Fulp subsequently won re-election in 2014 and 2018. As head of the county’s probate court, Fulp made history in 2014 when he processed the county’s first same-sex marriage license application.

He also oversaw all probate matters, including estate records, trusts, conservatorships and approval of certain wrongful death settlements.

“It has been the highest honor of my professional life to have served the citizens of Beaufort County as their Probate Judge and to work with dedicated colleagues both on the bench and in the bar,” Fulp said in the statement.

Fulp’s retirement means that Beaufort County voters must elect a new probate judge in November. Lowcountry probate courts are facing increased attention as investigators pore over probate records to shed light on the ongoing financial scandal surrounding suspended Hampton attorney Alex Murdaugh.

As part of its investigation into Murdaugh’s misconduct as a lawyer, the disciplinary arm of the S.C. Supreme Court requested records from at least three probate courts, including Fulp’s office, related to cases Murdaugh worked on.

There is no implication that probate courts have done anything wrong.

Fulp, reached by phone Friday, said his retirement had “absolutely no relation” to the probes into Murdaugh’s wrongdoing.

He said he had been considering retirement for a while so he could spend time with his wife and six grandchildren, travel and play “a little more golf.”

“I just wanted to make this decision now and go ahead and make it clear that I’m not going to be a candidate so the field would be clear,” he said.

In his statement, Fulp thanked his “dedicated and caring” colleagues in the probate court.

“They daily render caring and professional service to scores of people going through some of life’s most difficult times, and I will always cherish their commitment to our work,” the statement said.

Beaufort County Probate Judge Kenneth Fulp plans to retire at the end of his term in December 2022, Beaufort County announced Friday.
Beaufort County Probate Judge Kenneth Fulp plans to retire at the end of his term in December 2022, Beaufort County announced Friday.

A 1977 graduate of the University of Virginia School of Law, Fulp worked in private practice for eight years before moving to Washington D.C., according to his judge biography.

Fulp worked in D.C. for four years and held several high-ranking positions including as Counsel to the U.S. Senate Judiciary Subcommittee on Security and Terrorism and then as Congressional Relations Counsel for the U.S. Marshals Service.

He later worked for the U.S. Department of Justice. In 1988, the director of the U.S. Marshals service awarded Fulp the Distinguished Service Award, according to the county’s statement.

Fulp moved to Beaufort in 1990 and served as Beaufort County Associate Probate Judge from 1999 until 2012.

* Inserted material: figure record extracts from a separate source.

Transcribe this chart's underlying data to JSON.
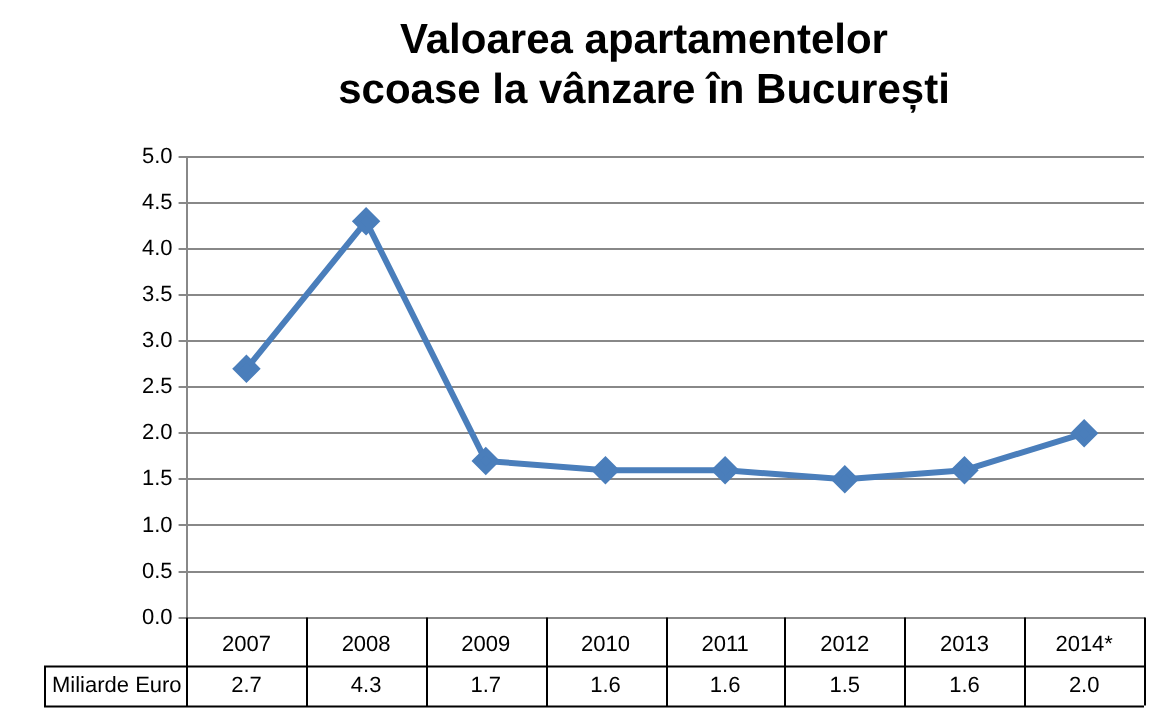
{
  "chart_data": {
    "type": "line",
    "title": "Valoarea apartamentelor\nscoase la vânzare în București",
    "categories": [
      "2007",
      "2008",
      "2009",
      "2010",
      "2011",
      "2012",
      "2013",
      "2014*"
    ],
    "series": [
      {
        "name": "Miliarde Euro",
        "color": "#4a7ebb",
        "values": [
          2.7,
          4.3,
          1.7,
          1.6,
          1.6,
          1.5,
          1.6,
          2.0
        ],
        "value_labels": [
          "2.7",
          "4.3",
          "1.7",
          "1.6",
          "1.6",
          "1.5",
          "1.6",
          "2.0"
        ]
      }
    ],
    "ylim": [
      0,
      5
    ],
    "yticks": [
      {
        "value": 0,
        "label": "0.0"
      },
      {
        "value": 0.5,
        "label": "0.5"
      },
      {
        "value": 1,
        "label": "1.0"
      },
      {
        "value": 1.5,
        "label": "1.5"
      },
      {
        "value": 2,
        "label": "2.0"
      },
      {
        "value": 2.5,
        "label": "2.5"
      },
      {
        "value": 3,
        "label": "3.0"
      },
      {
        "value": 3.5,
        "label": "3.5"
      },
      {
        "value": 4,
        "label": "4.0"
      },
      {
        "value": 4.5,
        "label": "4.5"
      },
      {
        "value": 5,
        "label": "5.0"
      }
    ],
    "grid": "y",
    "marker": "diamond",
    "line_style": "solid",
    "legend": false
  }
}
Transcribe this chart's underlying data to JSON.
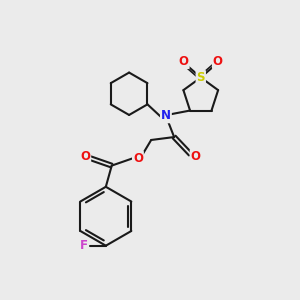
{
  "bg_color": "#ebebeb",
  "bond_color": "#1a1a1a",
  "N_color": "#2020ee",
  "O_color": "#ee1111",
  "S_color": "#cccc00",
  "F_color": "#cc44cc",
  "line_width": 1.5,
  "font_size": 8.5,
  "fig_size": [
    3.0,
    3.0
  ],
  "dpi": 100,
  "xlim": [
    0,
    10
  ],
  "ylim": [
    0,
    10
  ]
}
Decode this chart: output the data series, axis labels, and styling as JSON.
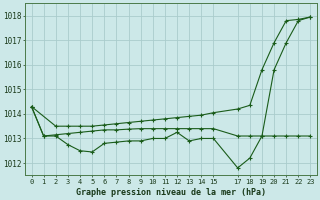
{
  "xlabel": "Graphe pression niveau de la mer (hPa)",
  "background_color": "#cce8e8",
  "grid_color": "#aacccc",
  "line_color": "#1a5c1a",
  "x_ticks": [
    0,
    1,
    2,
    3,
    4,
    5,
    6,
    7,
    8,
    9,
    10,
    11,
    12,
    13,
    14,
    15,
    17,
    18,
    19,
    20,
    21,
    22,
    23
  ],
  "ylim": [
    1011.5,
    1018.5
  ],
  "yticks": [
    1012,
    1013,
    1014,
    1015,
    1016,
    1017,
    1018
  ],
  "line1_x": [
    0,
    1,
    2,
    3,
    4,
    5,
    6,
    7,
    8,
    9,
    10,
    11,
    12,
    13,
    14,
    15,
    17,
    18,
    19,
    20,
    21,
    22,
    23
  ],
  "line1_y": [
    1014.3,
    1013.1,
    1013.1,
    1012.75,
    1012.5,
    1012.45,
    1012.8,
    1012.85,
    1012.9,
    1012.9,
    1013.0,
    1013.0,
    1013.25,
    1012.9,
    1013.0,
    1013.0,
    1011.8,
    1012.2,
    1013.1,
    1015.8,
    1016.9,
    1017.8,
    1017.95
  ],
  "line2_x": [
    0,
    1,
    2,
    3,
    4,
    5,
    6,
    7,
    8,
    9,
    10,
    11,
    12,
    13,
    14,
    15,
    17,
    18,
    19,
    20,
    21,
    22,
    23
  ],
  "line2_y": [
    1014.3,
    1013.1,
    1013.15,
    1013.2,
    1013.25,
    1013.3,
    1013.35,
    1013.35,
    1013.38,
    1013.4,
    1013.4,
    1013.4,
    1013.4,
    1013.4,
    1013.4,
    1013.4,
    1013.1,
    1013.1,
    1013.1,
    1013.1,
    1013.1,
    1013.1,
    1013.1
  ],
  "line3_x": [
    0,
    2,
    3,
    4,
    5,
    6,
    7,
    8,
    9,
    10,
    11,
    12,
    13,
    14,
    15,
    17,
    18,
    19,
    20,
    21,
    22,
    23
  ],
  "line3_y": [
    1014.3,
    1013.5,
    1013.5,
    1013.5,
    1013.5,
    1013.55,
    1013.6,
    1013.65,
    1013.7,
    1013.75,
    1013.8,
    1013.85,
    1013.9,
    1013.95,
    1014.05,
    1014.2,
    1014.35,
    1015.8,
    1016.9,
    1017.8,
    1017.85,
    1017.95
  ],
  "figsize": [
    3.2,
    2.0
  ],
  "dpi": 100
}
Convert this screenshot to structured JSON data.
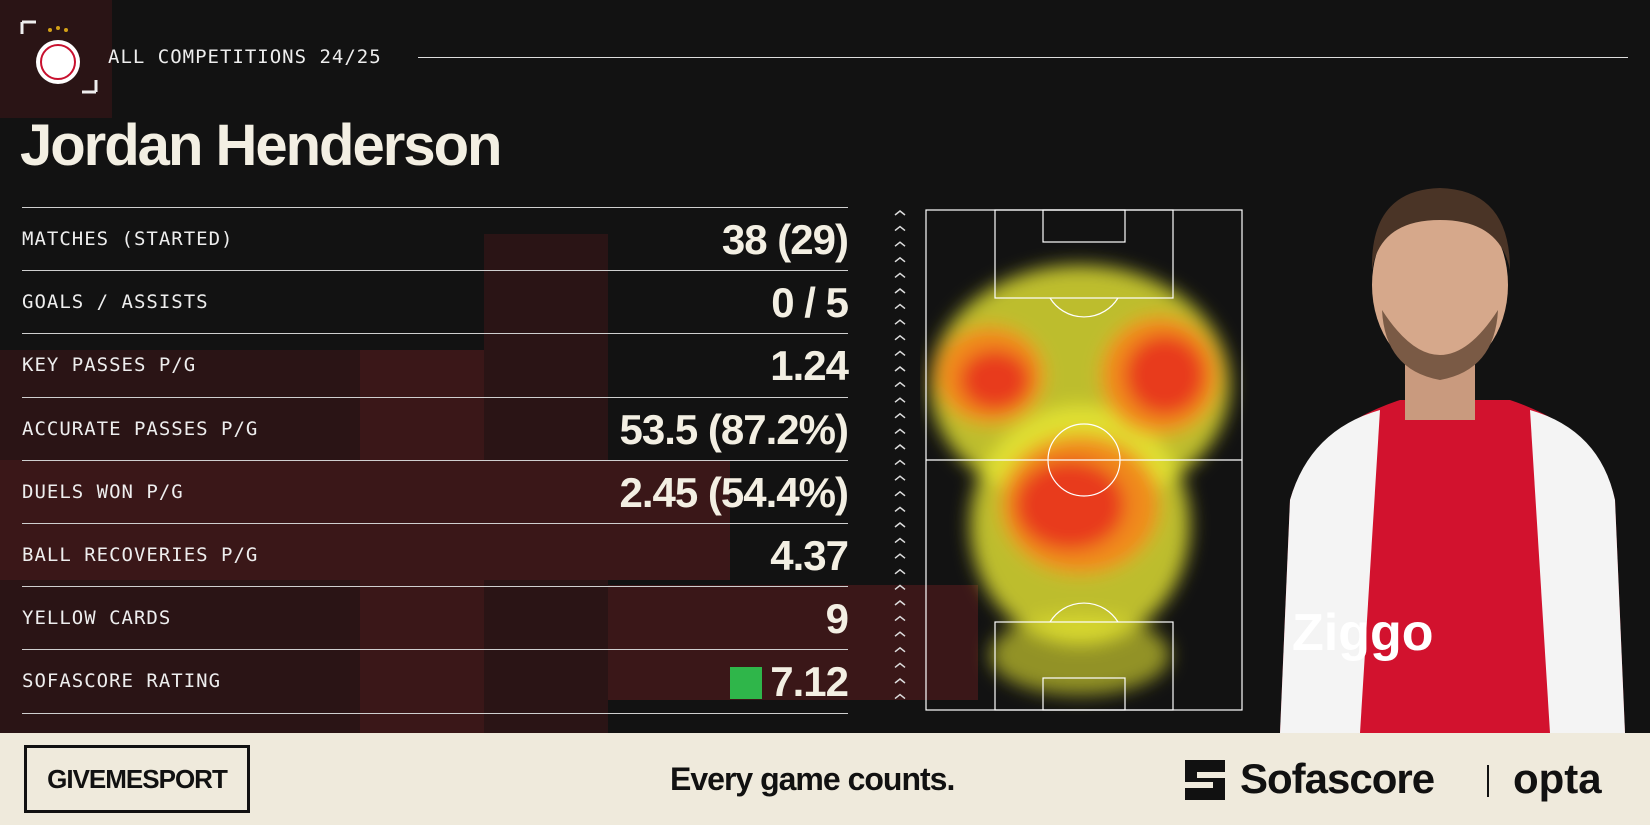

In 2012, three female employees of the Beaufort County Probate Court filed sexual-harassment complaints against then-Probate Judge Frank M. Simon. A month later, Simon unexpectedly announced he was retiring.

All three complaints referred to incidents in May 2012 and alleged in sworn statements that Simon, who served for nearly 18 years, made lewd or offensive comments. Two of the women later received confidential settlements after filing sexual harassment lawsuits against Simon.

Simon left his judge post July 1, 2012, and Fulp was appointed by Gov. Haley to serve until Simon’s term ended in December 2014.

“I can say I won’t tolerate harassment of any kind,” Fulp said at the time.

Voters re-elected Fulp in 2014 and 2018.

From 2017-18, Fulp served as president of the South Carolina Association of Probate Judges.